The question: How do I handle this correlation? Do I treat partnerships 3,4,6,7 as arising from a separate cluster as the others since these partnerships involve people who appear in more than one partnership in the study? Or, do we consider partnerships 3 and 4 arising from a separate cluster from partnerships 6 and 7?

My reply: I agree that the correlation is an issue–these are not independent measurements. If you know the time ordering of the partnerships, then one approach would be to perform a model of the probability that someone in an existing partnership forms a new partnership (before dissolving the first partnership, I suppose?). The data would then come in sequentially so the correlation wouldn’t be an issue. Then again, serial monogamy could also represent public health risks, so you might want to know about past partnerships too.

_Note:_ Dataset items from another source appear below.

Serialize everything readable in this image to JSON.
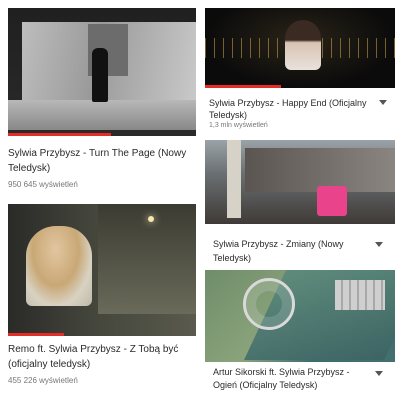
{
  "videos": [
    {
      "title": "Sylwia Przybysz - Turn The Page (Nowy Teledysk)",
      "views": "950 645 wyświetleń",
      "progress": 0.55
    },
    {
      "title": "Sylwia Przybysz - Happy End (Oficjalny Teledysk)",
      "views": "1,3 mln wyświetleń",
      "progress": 0.4
    },
    {
      "title": "Sylwia Przybysz - Zmiany (Nowy Teledysk)",
      "views": "",
      "progress": 0
    },
    {
      "title": "Remo ft. Sylwia Przybysz - Z Tobą być (oficjalny teledysk)",
      "views": "455 226 wyświetleń",
      "progress": 0.3
    },
    {
      "title": "Artur Sikorski ft. Sylwia Przybysz - Ogień (Oficjalny Teledysk)",
      "views": "",
      "progress": 0
    }
  ],
  "icons": {
    "menu": "overflow-menu-icon"
  },
  "colors": {
    "progress": "#e52d27"
  }
}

I’m not quite sure what would be the best way to model the data as a static graph; perhaps others have helpful suggestions. The work of Peter Hoff, Adrian Raftery, and Mark Handcock might be relevant: they focus on modeling whether two people are connected, not whether an individual person has two different connections, but the modeling ideas seem similar.

At a simpler level, you could just fit a logistic regression at the dyad level, get your estimates and standard errors, then adjust your standard errors using some sort of jackknifing on the individual persons in the study (that is, re-fitting the model, leaving each person out, then using the jackknife formula to compute s.e.’s).